A pressão de inflação criada pela mudança climática sobre a produção de comida está se agravando, e até 2035 a crise do clima contribuirá para elevar os preços dos alimentos de 0,9% a 3,2% ao ano, conclui um novo estudo.
O trabalho, publicado por um grupo de economistas do Banco Central Europeu e da Universidade de Potsdam (Alemanha), indica também que esse fenômeno se traduzirá em uma pressão de 0,3 a 1,2 ponto percentual na inflação geral.
Publicado pela revista Communications Earth & Environment, o estudo se baseou na análise de índices de preços aos consumidor de 121 países entre 1991 e 2020. Os pesquisadores anotaram quanto o custo de alimentos flutuou ao longo desses anos como resposta a eventos climáticos que afetam a produtividade agropecuária, especialmente secas e temperaturas extremas.

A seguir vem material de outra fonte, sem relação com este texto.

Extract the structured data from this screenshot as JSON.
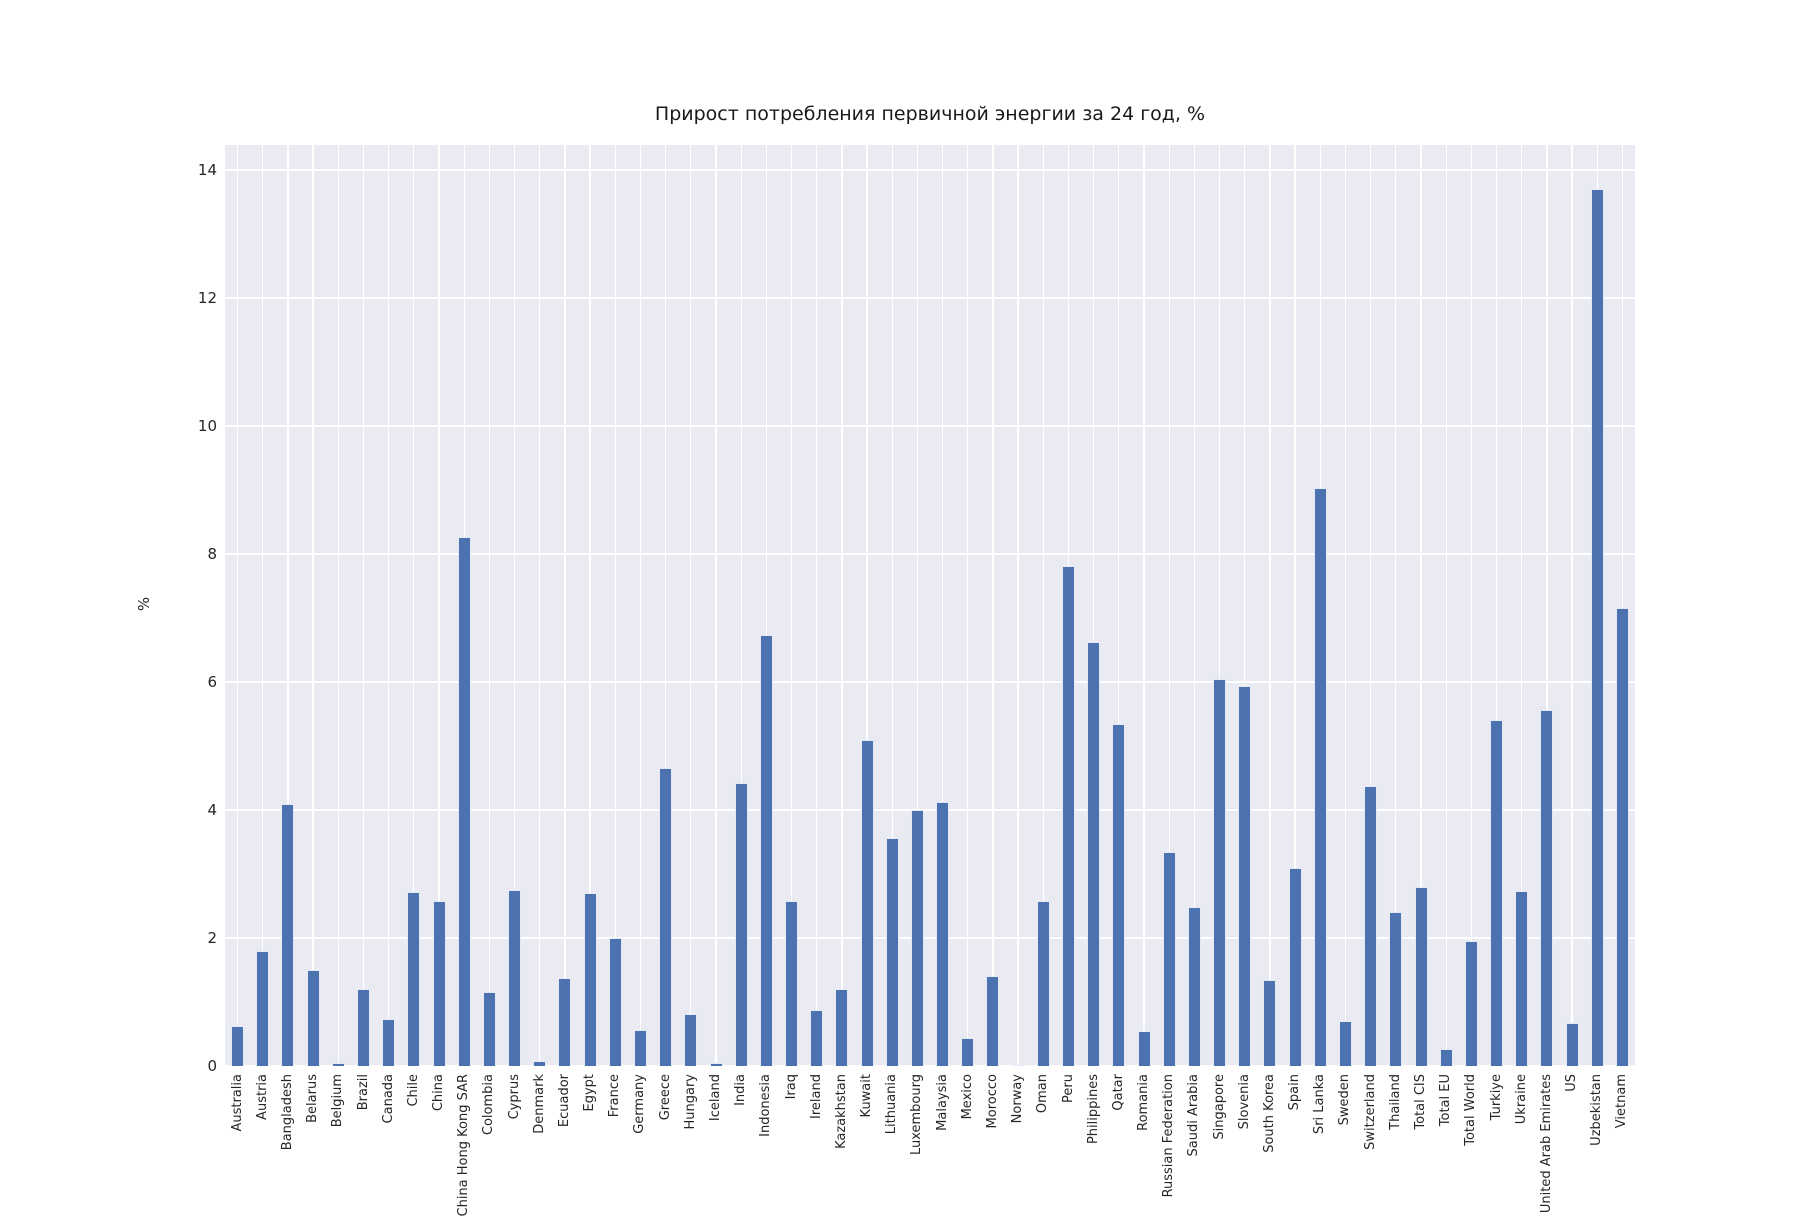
{
  "chart_data": {
    "type": "bar",
    "title": "Прирост потребления первичной энергии за 24 год, %",
    "xlabel": "",
    "ylabel": "%",
    "ylim": [
      0,
      14.39
    ],
    "yticks": [
      0,
      2,
      4,
      6,
      8,
      10,
      12,
      14
    ],
    "grid": true,
    "legend": false,
    "bar_color": "#4c72b0",
    "plot_bg_color": "#eaeaf2",
    "grid_color": "#ffffff",
    "categories": [
      "Australia",
      "Austria",
      "Bangladesh",
      "Belarus",
      "Belgium",
      "Brazil",
      "Canada",
      "Chile",
      "China",
      "China Hong Kong SAR",
      "Colombia",
      "Cyprus",
      "Denmark",
      "Ecuador",
      "Egypt",
      "France",
      "Germany",
      "Greece",
      "Hungary",
      "Iceland",
      "India",
      "Indonesia",
      "Iraq",
      "Ireland",
      "Kazakhstan",
      "Kuwait",
      "Lithuania",
      "Luxembourg",
      "Malaysia",
      "Mexico",
      "Morocco",
      "Norway",
      "Oman",
      "Peru",
      "Philippines",
      "Qatar",
      "Romania",
      "Russian Federation",
      "Saudi Arabia",
      "Singapore",
      "Slovenia",
      "South Korea",
      "Spain",
      "Sri Lanka",
      "Sweden",
      "Switzerland",
      "Thailand",
      "Total CIS",
      "Total EU",
      "Total World",
      "Turkiye",
      "Ukraine",
      "United Arab Emirates",
      "US",
      "Uzbekistan",
      "Vietnam"
    ],
    "values": [
      0.62,
      1.8,
      4.1,
      1.5,
      0.04,
      1.2,
      0.74,
      2.72,
      2.58,
      8.27,
      1.15,
      2.75,
      0.08,
      1.38,
      2.71,
      2.0,
      0.56,
      4.65,
      0.81,
      0.04,
      4.42,
      6.73,
      2.58,
      0.88,
      1.21,
      5.09,
      3.56,
      4.0,
      4.13,
      0.44,
      1.4,
      0.01,
      2.58,
      7.82,
      6.63,
      5.34,
      0.55,
      3.34,
      2.49,
      6.05,
      5.94,
      1.35,
      3.1,
      9.03,
      0.7,
      4.37,
      2.4,
      2.8,
      0.26,
      1.95,
      5.4,
      2.73,
      5.57,
      0.67,
      13.7,
      7.15
    ]
  }
}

Com esses dados em mãos criaram uma fórmula. Então, depois a aplicaram às expectativas de temperatura global e impactos climáticos projetados pelo IPCC para o período entre 2030 e 2060. O resultado preocupante sobre pressão inflacionária saiu dos dados produzidos com esse modelo matemático.
O estudo
O IPCC já projeta que impactos da crise do clima recairão desproporcionalmente sobre países em desenvolvimento e isso tem consequências também na frente monetária. O modelo usado no estudo, criado pelo cientista Maximilian Kotz, de Potsdam, aponta que a pressão inflacionária impulsionada pelo clima será maior nas nações mais pobres, especialmente na África e na América Latina.

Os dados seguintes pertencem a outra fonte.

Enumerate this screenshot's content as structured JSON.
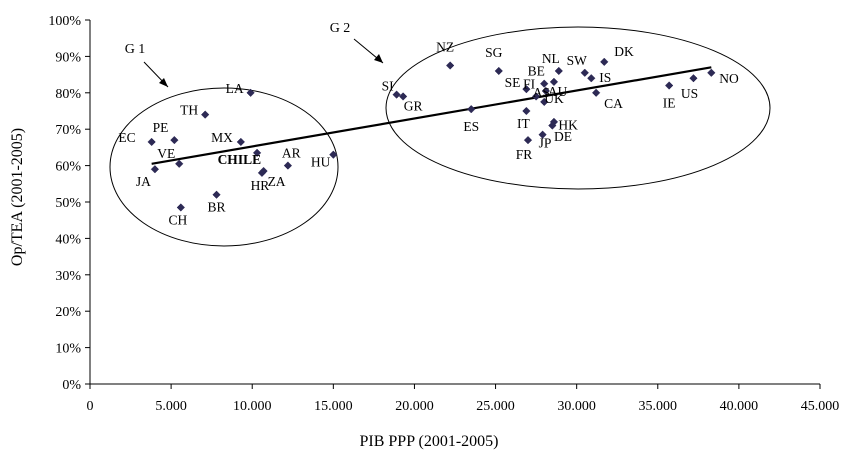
{
  "chart_data": {
    "type": "scatter",
    "xlabel": "PIB PPP (2001-2005)",
    "ylabel": "Op/TEA (2001-2005)",
    "xlim": [
      0,
      45000
    ],
    "ylim": [
      0,
      100
    ],
    "x_ticks": [
      "0",
      "5.000",
      "10.000",
      "15.000",
      "20.000",
      "25.000",
      "30.000",
      "35.000",
      "40.000",
      "45.000"
    ],
    "y_ticks": [
      "0%",
      "10%",
      "20%",
      "30%",
      "40%",
      "50%",
      "60%",
      "70%",
      "80%",
      "90%",
      "100%"
    ],
    "grid": false,
    "marker_color": "#2d2a55",
    "points": [
      {
        "label": "EC",
        "x": 3800,
        "y": 66.5
      },
      {
        "label": "JA",
        "x": 4000,
        "y": 59
      },
      {
        "label": "PE",
        "x": 5200,
        "y": 67
      },
      {
        "label": "VE",
        "x": 5500,
        "y": 60.5
      },
      {
        "label": "CH",
        "x": 5600,
        "y": 48.5
      },
      {
        "label": "TH",
        "x": 7100,
        "y": 74
      },
      {
        "label": "BR",
        "x": 7800,
        "y": 52
      },
      {
        "label": "MX",
        "x": 9300,
        "y": 66.5
      },
      {
        "label": "LA",
        "x": 9900,
        "y": 80
      },
      {
        "label": "CHILE",
        "x": 10300,
        "y": 63.5,
        "bold": true
      },
      {
        "label": "HR",
        "x": 10600,
        "y": 58
      },
      {
        "label": "ZA",
        "x": 10700,
        "y": 58.5
      },
      {
        "label": "AR",
        "x": 12200,
        "y": 60
      },
      {
        "label": "HU",
        "x": 15000,
        "y": 63
      },
      {
        "label": "SI",
        "x": 18900,
        "y": 79.5
      },
      {
        "label": "GR",
        "x": 19300,
        "y": 79
      },
      {
        "label": "NZ",
        "x": 22200,
        "y": 87.5
      },
      {
        "label": "ES",
        "x": 23500,
        "y": 75.5
      },
      {
        "label": "SG",
        "x": 25200,
        "y": 86
      },
      {
        "label": "SE",
        "x": 26900,
        "y": 81
      },
      {
        "label": "IT",
        "x": 26900,
        "y": 75
      },
      {
        "label": "FR",
        "x": 27000,
        "y": 67
      },
      {
        "label": "FI",
        "x": 27500,
        "y": 79
      },
      {
        "label": "UK",
        "x": 28000,
        "y": 77.5
      },
      {
        "label": "BE",
        "x": 28000,
        "y": 82.5
      },
      {
        "label": "AU",
        "x": 28100,
        "y": 80.5
      },
      {
        "label": "JP",
        "x": 27900,
        "y": 68.5
      },
      {
        "label": "HK",
        "x": 28500,
        "y": 71
      },
      {
        "label": "DE",
        "x": 28600,
        "y": 72
      },
      {
        "label": "NL",
        "x": 28900,
        "y": 86
      },
      {
        "label": "AS",
        "x": 28600,
        "y": 83
      },
      {
        "label": "SW",
        "x": 30500,
        "y": 85.5
      },
      {
        "label": "IS",
        "x": 30900,
        "y": 84
      },
      {
        "label": "CA",
        "x": 31200,
        "y": 80
      },
      {
        "label": "DK",
        "x": 31700,
        "y": 88.5
      },
      {
        "label": "IE",
        "x": 35700,
        "y": 82
      },
      {
        "label": "US",
        "x": 37200,
        "y": 84
      },
      {
        "label": "NO",
        "x": 38300,
        "y": 85.5
      }
    ],
    "trendline": {
      "x": [
        3800,
        38300
      ],
      "y": [
        60.5,
        87
      ]
    },
    "groups": [
      {
        "label": "G 1"
      },
      {
        "label": "G 2"
      }
    ]
  }
}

No estudo, o impacto projetado para o Brasil é de pressão inflacionária dos alimentos de 1,9% ao ano, daqui a uma década. Os países mais afetados segundo a projeção são os que tem faixas de territórios maiores em baixas latitudes. Assim, sobretudo no norte da África e países árabes.

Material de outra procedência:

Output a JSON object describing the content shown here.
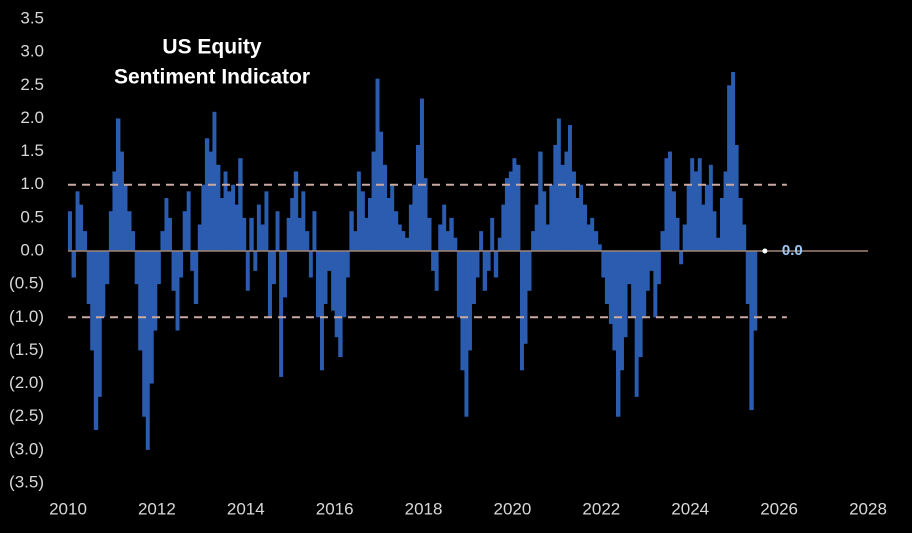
{
  "chart_data": {
    "type": "bar",
    "title": [
      "US Equity",
      "Sentiment Indicator"
    ],
    "color": "#2b5caf",
    "background": "#000000",
    "xlim": [
      2010,
      2028
    ],
    "xticks": [
      2010,
      2012,
      2014,
      2016,
      2018,
      2020,
      2022,
      2024,
      2026,
      2028
    ],
    "ylim": [
      -3.5,
      3.5
    ],
    "yticks": [
      {
        "value": -3.5,
        "label": "(3.5)"
      },
      {
        "value": -3,
        "label": "(3.0)"
      },
      {
        "value": -2.5,
        "label": "(2.5)"
      },
      {
        "value": -2,
        "label": "(2.0)"
      },
      {
        "value": -1.5,
        "label": "(1.5)"
      },
      {
        "value": -1,
        "label": "(1.0)"
      },
      {
        "value": -0.5,
        "label": "(0.5)"
      },
      {
        "value": 0,
        "label": "0.0"
      },
      0.5,
      {
        "value": 1,
        "label": "1.0"
      },
      1.5,
      {
        "value": 2,
        "label": "2.0"
      },
      2.5,
      {
        "value": 3,
        "label": "3.0"
      },
      3.5
    ],
    "hlines": [
      1,
      -1
    ],
    "annotations": [
      {
        "text": "0.0",
        "x": 2025.5,
        "y": 0
      }
    ],
    "x": [
      2010,
      2010.08,
      2010.17,
      2010.25,
      2010.33,
      2010.42,
      2010.5,
      2010.58,
      2010.67,
      2010.75,
      2010.83,
      2010.92,
      2011,
      2011.08,
      2011.17,
      2011.25,
      2011.33,
      2011.42,
      2011.5,
      2011.58,
      2011.67,
      2011.75,
      2011.83,
      2011.92,
      2012,
      2012.08,
      2012.17,
      2012.25,
      2012.33,
      2012.42,
      2012.5,
      2012.58,
      2012.67,
      2012.75,
      2012.83,
      2012.92,
      2013,
      2013.08,
      2013.17,
      2013.25,
      2013.33,
      2013.42,
      2013.5,
      2013.58,
      2013.67,
      2013.75,
      2013.83,
      2013.92,
      2014,
      2014.08,
      2014.17,
      2014.25,
      2014.33,
      2014.42,
      2014.5,
      2014.58,
      2014.67,
      2014.75,
      2014.83,
      2014.92,
      2015,
      2015.08,
      2015.17,
      2015.25,
      2015.33,
      2015.42,
      2015.5,
      2015.58,
      2015.67,
      2015.75,
      2015.83,
      2015.92,
      2016,
      2016.08,
      2016.17,
      2016.25,
      2016.33,
      2016.42,
      2016.5,
      2016.58,
      2016.67,
      2016.75,
      2016.83,
      2016.92,
      2017,
      2017.08,
      2017.17,
      2017.25,
      2017.33,
      2017.42,
      2017.5,
      2017.58,
      2017.67,
      2017.75,
      2017.83,
      2017.92,
      2018,
      2018.08,
      2018.17,
      2018.25,
      2018.33,
      2018.42,
      2018.5,
      2018.58,
      2018.67,
      2018.75,
      2018.83,
      2018.92,
      2019,
      2019.08,
      2019.17,
      2019.25,
      2019.33,
      2019.42,
      2019.5,
      2019.58,
      2019.67,
      2019.75,
      2019.83,
      2019.92,
      2020,
      2020.08,
      2020.17,
      2020.25,
      2020.33,
      2020.42,
      2020.5,
      2020.58,
      2020.67,
      2020.75,
      2020.83,
      2020.92,
      2021,
      2021.08,
      2021.17,
      2021.25,
      2021.33,
      2021.42,
      2021.5,
      2021.58,
      2021.67,
      2021.75,
      2021.83,
      2021.92,
      2022,
      2022.08,
      2022.17,
      2022.25,
      2022.33,
      2022.42,
      2022.5,
      2022.58,
      2022.67,
      2022.75,
      2022.83,
      2022.92,
      2023,
      2023.08,
      2023.17,
      2023.25,
      2023.33,
      2023.42,
      2023.5,
      2023.58,
      2023.67,
      2023.75,
      2023.83,
      2023.92,
      2024,
      2024.08,
      2024.17,
      2024.25,
      2024.33,
      2024.42,
      2024.5,
      2024.58,
      2024.67,
      2024.75,
      2024.83,
      2024.92,
      2025,
      2025.08,
      2025.17,
      2025.25,
      2025.33,
      2025.42,
      2025.5
    ],
    "values": [
      0.6,
      -0.4,
      0.9,
      0.7,
      0.3,
      -0.8,
      -1.5,
      -2.7,
      -2.2,
      -1.0,
      -0.5,
      0.6,
      1.2,
      2.0,
      1.5,
      1.0,
      0.6,
      0.3,
      -0.5,
      -1.5,
      -2.5,
      -3.0,
      -2.0,
      -1.2,
      -0.5,
      0.3,
      0.8,
      0.5,
      -0.6,
      -1.2,
      -0.4,
      0.6,
      0.9,
      -0.3,
      -0.8,
      0.4,
      1.0,
      1.7,
      1.5,
      2.1,
      1.3,
      0.8,
      1.2,
      0.9,
      1.0,
      0.7,
      1.4,
      0.5,
      -0.6,
      0.5,
      -0.3,
      0.7,
      0.4,
      0.9,
      -1.0,
      -0.5,
      0.6,
      -1.9,
      -0.7,
      0.5,
      0.8,
      1.2,
      0.5,
      0.9,
      0.3,
      -0.4,
      0.6,
      -1.0,
      -1.8,
      -0.8,
      -0.3,
      -0.9,
      -1.3,
      -1.6,
      -1.0,
      -0.4,
      0.6,
      0.3,
      1.2,
      0.9,
      0.5,
      0.8,
      1.5,
      2.6,
      1.8,
      1.3,
      0.8,
      1.0,
      0.6,
      0.4,
      0.3,
      0.2,
      0.7,
      1.0,
      1.6,
      2.3,
      1.1,
      0.5,
      -0.3,
      -0.6,
      0.4,
      0.7,
      0.3,
      0.5,
      0.2,
      -1.0,
      -1.8,
      -2.5,
      -1.5,
      -0.8,
      -0.4,
      0.3,
      -0.6,
      -0.3,
      0.5,
      -0.4,
      0.2,
      0.7,
      1.1,
      1.2,
      1.4,
      1.3,
      -1.8,
      -1.4,
      -0.6,
      0.3,
      0.7,
      1.5,
      0.9,
      0.4,
      1.0,
      1.6,
      2.0,
      1.3,
      1.5,
      1.9,
      1.2,
      0.8,
      1.0,
      0.7,
      0.4,
      0.5,
      0.3,
      0.1,
      -0.4,
      -0.8,
      -1.1,
      -1.5,
      -2.5,
      -1.8,
      -1.3,
      -0.5,
      -1.0,
      -2.2,
      -1.6,
      -1.0,
      -0.6,
      -0.3,
      -1.0,
      -0.5,
      0.3,
      1.4,
      1.5,
      0.9,
      0.5,
      -0.2,
      0.4,
      1.0,
      1.4,
      1.2,
      1.4,
      0.7,
      1.0,
      1.3,
      0.6,
      0.2,
      0.8,
      1.2,
      2.5,
      2.7,
      1.6,
      0.8,
      0.4,
      -0.8,
      -2.4,
      -1.2,
      0.0
    ]
  }
}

Os cientistas que assinam o estudo afirmam que o modelo foi mais preciso em capturar os efeitos da queda de oferta de alimentos causados por altas temperaturas. Mas o impacto de chuvas (ou falta delas) nos preços foi mais difícil de entender. Como a variação de precipitação ocorre numa escala territorial menor, Kotz afirma que seria preciso monitorar os preços em nível de cidades, não apenas países, para entender melhor seu efeito econômico.
Apesar de ter um escopo global, os cientistas buscam atender uma demanda europeia de entender como a crise climática afetará a inflação da região. Ela já sofreu com o problema no ano retrasado, ano de seca e calor extremos. Enquanto os países tropicais deverão experimentar essa pressão inflacionária ao longo de todo ano, países temperados em altas latitudes vão encará-la sobretudo no verão.
Políticas econômicas sobre a inflação
“O calor de verão extremo em 2022 aumentou a inflação de alimentos de 0,43% a 0,93% na Europa”, escreve Kotz. “O efeito do aquecimento projetado para 2035 amplificaria isso em 30% a 50%.”
Segundo os pesquisadores, com o clima pesando mais na inflação, fica mais difícil para os governos calibrarem suas políticas econômicas.
“Os nossos resultados sugerem que as mudanças climáticas poderão alterar aspectos da inflação como a sazonalidade, a volatilidade e a heterogeneidade, e gerar pressão persistente sobre os índices de inflação”, afirmam. “Isso pode impor desafios às previsões de inflação e à política monetária, provavelmente aumentando a dificuldade de identificar choques temporários de oferta e separá-los de fatores mais persistentes.”
Um problema em particular, apontam, será o de entender a relação inflacionária dos alimentos com o preço da energia. Pois isso, também, é impactado pelas temperaturas extremas.
Como o ano de 2035 já está relativamente próximo é improvável que mudanças nas emissões de CO2 causem uma guinada muito grande nessa projeção. As consequências de ignorar o problema até 2060, porém, podem ser graves, afirma Kotz. Mesmo que haja um investimento pesado em adaptar o setor de alimentos à mudança do clima.
“Sem uma mitigação considerável das emissões de gases de efeito de estufa, as pressões sobre a inflação devem continuar persistentes e em nível considerável, mesmo tendo em conta essa adaptação, que vai além do que tem sido observado historicamente”, concluem os cientistas.